Enquanto o Ceará se consolida como referência nacional em Educação, pessoas como Ana Minervina fazem parte de gerações que, ao contrário das atuais, não se alfabetizaram na idade certa. Segundo o Instituto Nacional de Pesquisas Educacionais Anísio Teixeira (Inep), em 2017, 14,2% dos cearenses com 15 anos ou mais ainda não eram alfabetizados. No ano anterior, 26,8% da população nessa mesma faixa etária possuía menos de quatro anos de escolaridade.

"São pessoas que sempre vão ficar à margem da população ativa, sem conseguir se inserir. Temos uma sociedade totalmente letrada. Usar um caixa eletrônico, preencher uma ficha no posto de saúde, tudo isso requer esse conhecimento. Como essas pessoas não têm, sempre vão necessitar de outros para que possam ter acesso", observa Maria José Barbosa, professora do setor de Estudos, Letramento e Alfabetização da Faculdade de Educação da Universidade Federal do Ceará (UFC).

Vulnerabilidade

Afastados da escola na infância em consequência de vulnerabilidades econômicas e sociais, grande parte dos homens e mulheres nesse perfil só reencontram os estudos na fase adulta, seja pela necessidade de inserção no mercado de trabalho ou pela simples urgência de se sentir incluído na sociedade.

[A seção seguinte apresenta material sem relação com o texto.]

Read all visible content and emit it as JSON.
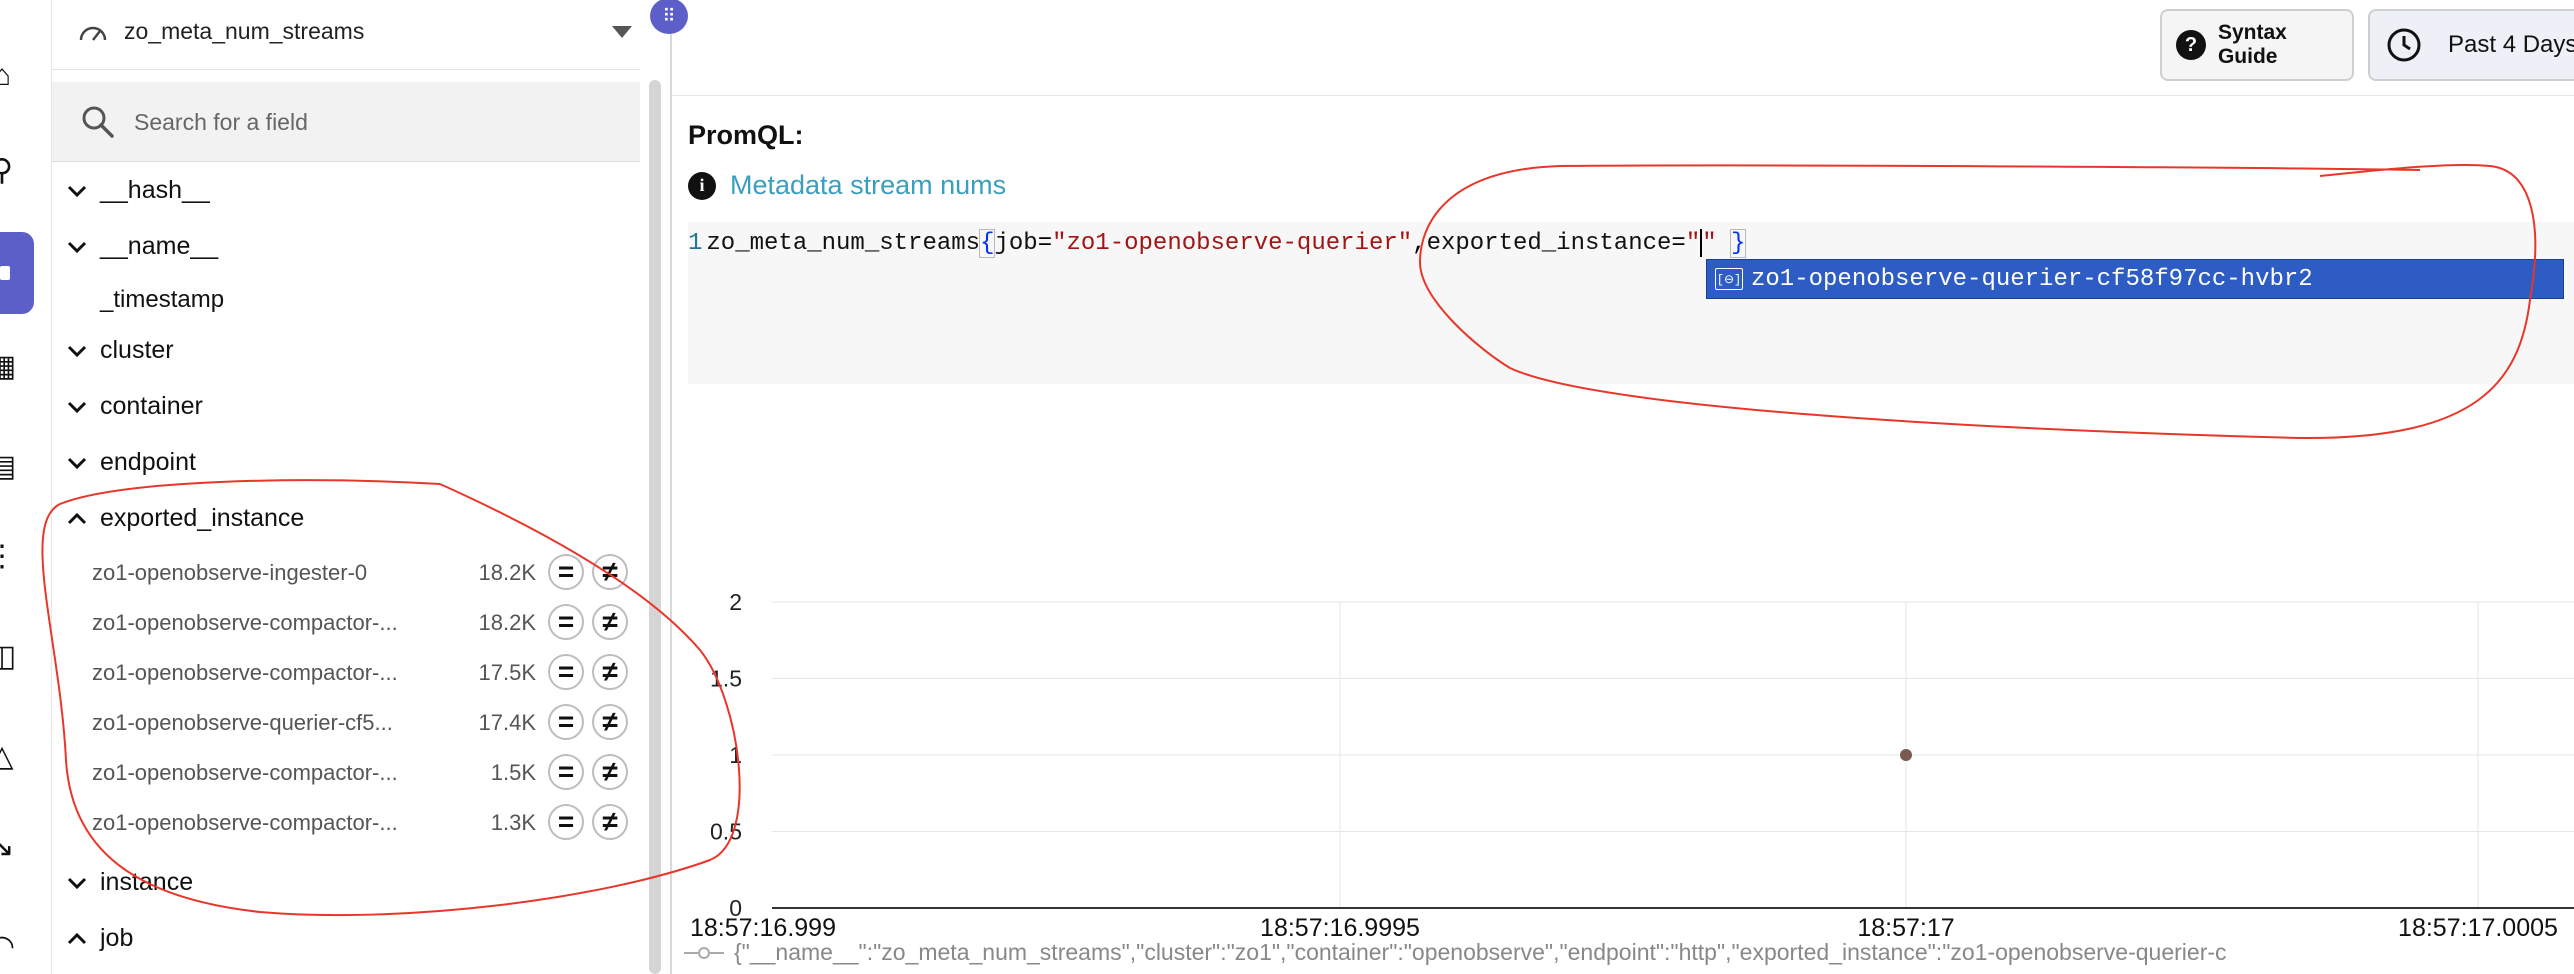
{
  "stream_selector": {
    "value": "zo_meta_num_streams"
  },
  "field_search": {
    "placeholder": "Search for a field"
  },
  "fields": {
    "hash": "__hash__",
    "name": "__name__",
    "timestamp": "_timestamp",
    "cluster": "cluster",
    "container": "container",
    "endpoint": "endpoint",
    "exported_instance": "exported_instance",
    "instance": "instance",
    "job": "job"
  },
  "exported_instance_values": [
    {
      "name": "zo1-openobserve-ingester-0",
      "count": "18.2K"
    },
    {
      "name": "zo1-openobserve-compactor-...",
      "count": "18.2K"
    },
    {
      "name": "zo1-openobserve-compactor-...",
      "count": "17.5K"
    },
    {
      "name": "zo1-openobserve-querier-cf5...",
      "count": "17.4K"
    },
    {
      "name": "zo1-openobserve-compactor-...",
      "count": "1.5K"
    },
    {
      "name": "zo1-openobserve-compactor-...",
      "count": "1.3K"
    }
  ],
  "filter_buttons": {
    "equals": "=",
    "not_equals": "≠"
  },
  "toolbar": {
    "syntax_guide": "Syntax Guide",
    "date_range": "Past 4 Days"
  },
  "query": {
    "label": "PromQL:",
    "metadata_title": "Metadata stream nums",
    "line_number": "1",
    "metric": "zo_meta_num_streams",
    "open_brace": "{",
    "key1": "job",
    "eq1": "=",
    "val1": "\"zo1-openobserve-querier\"",
    "comma": ",",
    "key2": "exported_instance",
    "eq2": "=",
    "val2_open": "\"",
    "val2_close": "\" ",
    "close_brace": "}"
  },
  "autocomplete": {
    "suggestion": "zo1-openobserve-querier-cf58f97cc-hvbr2"
  },
  "chart_data": {
    "type": "scatter",
    "x_ticks": [
      "18:57:16.999",
      "18:57:16.9995",
      "18:57:17",
      "18:57:17.0005"
    ],
    "y_ticks": [
      "0",
      "0.5",
      "1",
      "1.5",
      "2"
    ],
    "ylim": [
      0,
      2
    ],
    "grid": true,
    "series": [
      {
        "x": [
          "18:57:17"
        ],
        "values": [
          1
        ],
        "color": "#7a5a4e"
      }
    ],
    "legend_text": "{\"__name__\":\"zo_meta_num_streams\",\"cluster\":\"zo1\",\"container\":\"openobserve\",\"endpoint\":\"http\",\"exported_instance\":\"zo1-openobserve-querier-c"
  },
  "colors": {
    "accent": "#5b5fc7",
    "link": "#3a9fbf",
    "annotation": "#e8372a",
    "suggestion_bg": "#2d5cc4"
  }
}
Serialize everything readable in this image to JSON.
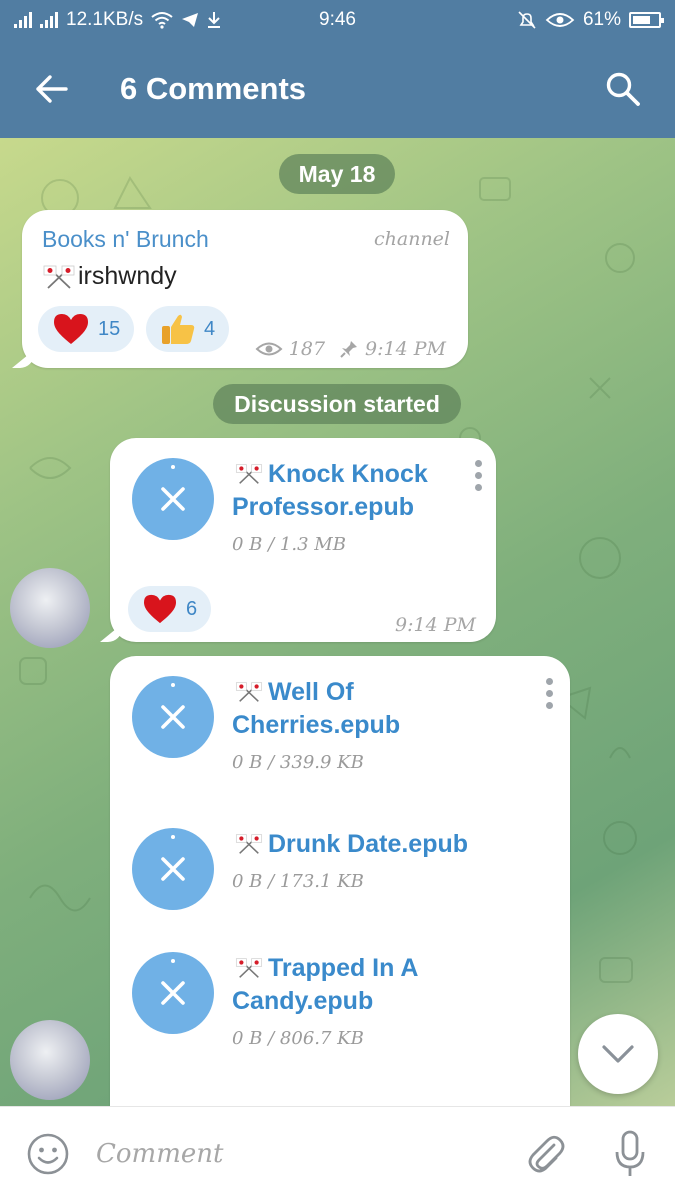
{
  "status_bar": {
    "network_speed": "12.1KB/s",
    "time": "9:46",
    "battery": "61%"
  },
  "header": {
    "title": "6 Comments",
    "back_icon": "arrow-left-icon",
    "search_icon": "search-icon"
  },
  "chat": {
    "date_pill": "May 18",
    "channel_post": {
      "channel_name": "Books n' Brunch",
      "label": "channel",
      "text": "irshwndy",
      "reactions": [
        {
          "icon": "heart-icon",
          "count": "15"
        },
        {
          "icon": "thumbs-up-icon",
          "count": "4"
        }
      ],
      "views": "187",
      "time": "9:14 PM"
    },
    "service_message": "Discussion started",
    "message_1": {
      "files": [
        {
          "name": "Knock Knock Professor.epub",
          "size": "0 B / 1.3 MB"
        }
      ],
      "reactions": [
        {
          "icon": "heart-icon",
          "count": "6"
        }
      ],
      "time": "9:14 PM"
    },
    "message_2": {
      "files": [
        {
          "name": "Well Of Cherries.epub",
          "size": "0 B / 339.9 KB"
        },
        {
          "name": "Drunk Date.epub",
          "size": "0 B / 173.1 KB"
        },
        {
          "name": "Trapped In A Candy.epub",
          "size": "0 B / 806.7 KB"
        }
      ]
    }
  },
  "input": {
    "placeholder": "Comment"
  },
  "colors": {
    "header": "#517da2",
    "accent": "#3a8acb",
    "file_icon": "#70b1e6",
    "reaction_bg": "#e4eff8"
  }
}
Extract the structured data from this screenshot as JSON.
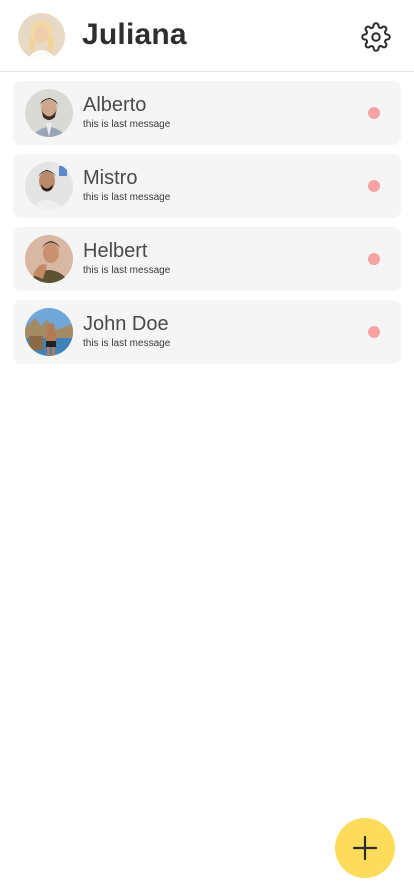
{
  "header": {
    "title": "Juliana",
    "avatar_icon": "user-avatar",
    "settings_icon": "gear-icon"
  },
  "chats": [
    {
      "name": "Alberto",
      "last_message": "this is last message",
      "avatar_icon": "contact-photo",
      "unread": true
    },
    {
      "name": "Mistro",
      "last_message": "this is last message",
      "avatar_icon": "contact-photo",
      "unread": true
    },
    {
      "name": "Helbert",
      "last_message": "this is last message",
      "avatar_icon": "contact-photo",
      "unread": true
    },
    {
      "name": "John Doe",
      "last_message": "this is last message",
      "avatar_icon": "contact-photo",
      "unread": true
    }
  ],
  "fab": {
    "icon": "plus-icon"
  },
  "colors": {
    "unread_dot": "#f7a3a3",
    "fab_background": "#fddc5c",
    "row_background": "#f5f5f5"
  }
}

Somente em Fortaleza, a Educação para Jovens e Adultos (EJA) da rede municipal de ensino soma 12.299 alunos, com cerca de 6.000 matrículas apenas nas turmas dos anos iniciais. Do total, 7.636 estudantes possuem entre 15 e 29 anos de idade, 4.212 têm entre 30 e 59 anos, e 451 já contabilizam 60 anos de idade ou mais.

Para o secretário-adjunto de Educação do Município, Jefferson Maia, a busca pela EJA também tem aumentado na medida em que a oferta de unidade com o serviço amplia na Capital. Hoje, a cidade conta com 86 polos, distribuídos pelas seis regionais.

"Muitas vezes, essas pessoas tinham vontade de aprender, mas não tinham oportunidade. O Plano de Educação de Jovens e Adultos possibilita isso. Além disso, existe a própria exigência do mercado de trabalho, que faz com que a população busque completar o Ensino Fundamental, se capacite melhor. Acaba sendo um resgate da inserção e da cidadania", destaca.

Evasão

Se, na modalidade regular de ensino, combater a evasão já é tarefa diária de diretores e professores, na EJA, evitar que os alunos abandonem os estudos ao longo do ano letivo é ainda mais desafiador. Em Fortaleza, a taxa de abandono em 2017 foi de 39,7%.

Na idade adulta, a escola concorre com o emprego e as atribuições familiares. Mesmo com a oferta de aulas em horários especiais e currículos diferenciados, nem todos os alunos conseguem acompanhar a demanda. Outro fator que contribui para a evasão de jovens e adultos, conforme explica a professora Maria José Barbosa, é a falta de incentivo. "Vemos muitas pessoas achando que 'papagaio velho não aprende a falar'. Isso é muito presente na fala das pessoas. Nós não temos a visão da escola como espaço de apropriação de saber, e sim como trampolim para o mercado de trabalho. Isso faz a gente dizer 'O que um velho quer estudando? O que ele vai fazer com isso?'. O desestímulo é grande", ressalta.

Currículo diferenciado

Jefferson Maia afirma que, entre 2016 e 2017, a Secretaria Municipal de Educação (SME) conseguiu reduzir o índice de abandono em 10% graças à elaboração de uma estrutura curricular diferenciada. Segundo ele, são disponibilizadas turmas pela manhã e pela noite, para evitar o choque com a carga horária profissional, e todo o ciclo do Ensino Fundamental é concluído em quatro anos. "É um público diferenciado, que foi castigado pelo tempo e as adversidades, passou muito tempo fora da escola e agora está voltando. É um desafio que se impõe, por isso é preciso que o currículo seja mais flexível, voltado para a realidade dele", afirma o secretário-adjunto.